Nel pieno del dibattito sulla crescente emergenza sicurezza a Foggia, il consigliere comunale Antonio De Sabato, esponente dell’opposizione, prende posizione contro quella che definisce “la scorciatoia populista della repressione”, respingendo con forza l’ipotesi di impiegare l’esercito come risposta ai recenti episodi di criminalità in città.
“Non servono blindati in piazza, ma investimenti nei territori”
“Fa specie sentire ancora invocare l’esercito come soluzione ai problemi di sicurezza – scrive De Sabato in un post diffuso sui social – come se ogni questione sociale dovesse essere affrontata con la logica muscolare della repressione”. Per il consigliere foggiano, l’idea di blindati nelle piazze “è solo l’ennesima scorciatoia populista” che non risolve i problemi ma li sposta sul piano dell’allarmismo.
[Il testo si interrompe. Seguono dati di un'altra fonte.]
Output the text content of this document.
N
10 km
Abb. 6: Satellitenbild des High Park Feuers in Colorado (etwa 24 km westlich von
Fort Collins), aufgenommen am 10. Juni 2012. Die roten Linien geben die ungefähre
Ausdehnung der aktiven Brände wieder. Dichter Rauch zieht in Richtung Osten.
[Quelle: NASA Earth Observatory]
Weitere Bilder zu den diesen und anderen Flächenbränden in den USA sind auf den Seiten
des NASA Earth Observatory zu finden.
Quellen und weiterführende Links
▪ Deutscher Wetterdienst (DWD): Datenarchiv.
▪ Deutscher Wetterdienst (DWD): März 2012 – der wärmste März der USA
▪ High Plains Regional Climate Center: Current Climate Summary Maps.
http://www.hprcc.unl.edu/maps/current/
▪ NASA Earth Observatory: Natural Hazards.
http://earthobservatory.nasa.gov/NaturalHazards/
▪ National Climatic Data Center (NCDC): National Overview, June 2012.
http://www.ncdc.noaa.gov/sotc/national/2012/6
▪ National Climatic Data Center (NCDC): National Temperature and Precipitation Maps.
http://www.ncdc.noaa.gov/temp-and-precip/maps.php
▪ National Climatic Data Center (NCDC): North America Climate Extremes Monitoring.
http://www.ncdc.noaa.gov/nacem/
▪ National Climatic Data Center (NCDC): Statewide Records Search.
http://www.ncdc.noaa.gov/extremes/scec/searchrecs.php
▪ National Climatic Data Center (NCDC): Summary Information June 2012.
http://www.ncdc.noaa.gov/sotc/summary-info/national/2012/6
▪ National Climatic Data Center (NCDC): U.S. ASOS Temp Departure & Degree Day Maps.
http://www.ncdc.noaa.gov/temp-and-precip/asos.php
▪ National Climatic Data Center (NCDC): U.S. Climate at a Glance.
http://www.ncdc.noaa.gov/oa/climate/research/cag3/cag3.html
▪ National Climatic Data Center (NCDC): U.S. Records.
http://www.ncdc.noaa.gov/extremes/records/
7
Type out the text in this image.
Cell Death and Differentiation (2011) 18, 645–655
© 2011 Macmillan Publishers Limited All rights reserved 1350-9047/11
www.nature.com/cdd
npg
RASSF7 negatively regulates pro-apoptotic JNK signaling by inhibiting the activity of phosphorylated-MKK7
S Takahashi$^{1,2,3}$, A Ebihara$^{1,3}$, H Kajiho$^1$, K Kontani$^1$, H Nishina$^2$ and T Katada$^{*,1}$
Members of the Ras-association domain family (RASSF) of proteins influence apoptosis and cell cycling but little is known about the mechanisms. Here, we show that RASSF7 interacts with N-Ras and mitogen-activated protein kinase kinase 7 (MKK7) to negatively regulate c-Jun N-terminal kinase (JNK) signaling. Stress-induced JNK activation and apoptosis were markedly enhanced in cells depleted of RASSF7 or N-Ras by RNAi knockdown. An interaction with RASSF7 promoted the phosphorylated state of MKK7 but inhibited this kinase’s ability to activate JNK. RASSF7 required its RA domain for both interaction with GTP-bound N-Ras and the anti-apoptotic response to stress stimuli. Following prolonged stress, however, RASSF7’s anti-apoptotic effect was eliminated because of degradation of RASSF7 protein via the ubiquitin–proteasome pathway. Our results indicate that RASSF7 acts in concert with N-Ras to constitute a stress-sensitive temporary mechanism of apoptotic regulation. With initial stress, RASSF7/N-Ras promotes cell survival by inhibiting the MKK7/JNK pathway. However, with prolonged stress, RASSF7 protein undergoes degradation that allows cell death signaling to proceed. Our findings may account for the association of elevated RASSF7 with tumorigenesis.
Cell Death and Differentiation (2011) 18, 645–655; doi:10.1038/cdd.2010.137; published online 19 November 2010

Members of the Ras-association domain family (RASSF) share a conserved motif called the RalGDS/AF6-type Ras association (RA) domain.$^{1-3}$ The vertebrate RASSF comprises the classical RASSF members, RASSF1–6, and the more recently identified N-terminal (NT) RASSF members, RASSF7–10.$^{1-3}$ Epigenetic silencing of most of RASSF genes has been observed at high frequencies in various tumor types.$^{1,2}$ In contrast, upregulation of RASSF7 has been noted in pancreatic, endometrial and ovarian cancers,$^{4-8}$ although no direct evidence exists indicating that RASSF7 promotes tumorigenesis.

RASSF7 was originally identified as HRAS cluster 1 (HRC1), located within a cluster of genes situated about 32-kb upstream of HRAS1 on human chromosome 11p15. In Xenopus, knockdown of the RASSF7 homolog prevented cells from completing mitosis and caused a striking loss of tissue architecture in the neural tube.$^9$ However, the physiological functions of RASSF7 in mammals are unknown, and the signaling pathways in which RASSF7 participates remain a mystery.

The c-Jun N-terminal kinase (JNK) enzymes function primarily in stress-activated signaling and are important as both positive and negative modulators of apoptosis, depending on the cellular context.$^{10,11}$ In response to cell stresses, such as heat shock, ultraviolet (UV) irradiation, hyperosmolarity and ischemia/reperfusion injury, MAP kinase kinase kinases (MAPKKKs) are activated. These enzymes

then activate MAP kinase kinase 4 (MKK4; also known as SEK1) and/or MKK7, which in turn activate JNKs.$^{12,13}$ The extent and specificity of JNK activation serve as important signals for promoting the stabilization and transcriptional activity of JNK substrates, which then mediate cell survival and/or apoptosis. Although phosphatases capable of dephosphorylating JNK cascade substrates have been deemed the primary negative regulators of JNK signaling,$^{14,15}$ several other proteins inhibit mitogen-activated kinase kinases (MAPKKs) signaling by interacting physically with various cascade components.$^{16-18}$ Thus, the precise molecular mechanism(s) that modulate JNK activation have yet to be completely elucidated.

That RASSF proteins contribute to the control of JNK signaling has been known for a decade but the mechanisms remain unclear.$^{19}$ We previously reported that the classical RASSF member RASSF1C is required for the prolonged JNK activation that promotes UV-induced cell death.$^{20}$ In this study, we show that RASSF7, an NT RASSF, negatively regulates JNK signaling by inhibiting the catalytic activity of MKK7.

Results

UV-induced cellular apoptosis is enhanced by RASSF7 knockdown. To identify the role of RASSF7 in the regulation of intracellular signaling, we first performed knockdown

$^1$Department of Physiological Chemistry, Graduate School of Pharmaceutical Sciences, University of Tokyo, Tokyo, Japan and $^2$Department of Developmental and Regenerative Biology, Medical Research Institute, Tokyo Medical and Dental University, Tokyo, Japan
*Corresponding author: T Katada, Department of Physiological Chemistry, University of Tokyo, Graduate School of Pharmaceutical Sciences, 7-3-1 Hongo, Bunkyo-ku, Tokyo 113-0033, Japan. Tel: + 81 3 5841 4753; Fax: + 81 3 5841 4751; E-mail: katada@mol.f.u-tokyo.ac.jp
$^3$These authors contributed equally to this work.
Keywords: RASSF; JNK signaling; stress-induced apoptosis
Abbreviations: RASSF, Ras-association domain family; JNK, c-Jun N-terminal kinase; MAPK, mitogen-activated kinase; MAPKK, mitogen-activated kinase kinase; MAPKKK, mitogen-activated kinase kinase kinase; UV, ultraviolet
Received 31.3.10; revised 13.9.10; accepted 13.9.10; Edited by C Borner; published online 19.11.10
“Gli episodi criminali preoccupano – ammette – ma alimentare rabbia e impotenza, strumentalizzando la paura dei cittadini, non è il compito della buona politica”.
“Senza risorse e personale, nessuna sicurezza reale”
De Sabato punta il dito contro anni di tagli alla spesa pubblica, che avrebbero indebolito gli strumenti fondamentali per la coesione sociale e la prevenzione del crimine: “La sicurezza si costruisce con risorse, presidi territoriali, uomini e mezzi, non con operazioni dimostrative. Sanità, scuola, giustizia e forze dell’ordine sono state svuotate”.
Una critica diretta anche ai livelli di governo nazionale e locale, con un chiaro riferimento al leader della Lega: “Salvini agita gli istinti più bassi per raccogliere consenso facile, ma anche a Foggia – aggiunge – c’è chi sta seguendo questa via caricaturale”.
“Non servono slogan, ma politica vera”
Il consigliere invita a recuperare il senso della politica come strumento di responsabilità e riforma, opponendosi a quello che definisce un uso propagandistico del disagio sociale: “Serve responsabilità, non propaganda. Dobbiamo riportare il dibattito dove conta: sulle politiche, sui diritti, sui servizi e sulle risorse. Non sugli slogan”.
“Chi sceglie la demagogia, rinuncia alla politica”
Il messaggio di De Sabato è netto: “Chi propone soluzioni immediate e muscolari lo fa per consenso personale, non per senso delle istituzioni. La politica vera – conclude – non è demagogia, ma impegno concreto e continuo per affrontare le cause profonde del disagio e restituire fiducia alla città”.
Un intervento che si inserisce in un confronto sempre più acceso sul futuro di Foggia, tra emergenze reali e risposte che rischiano di diventare solo gesti simbolici.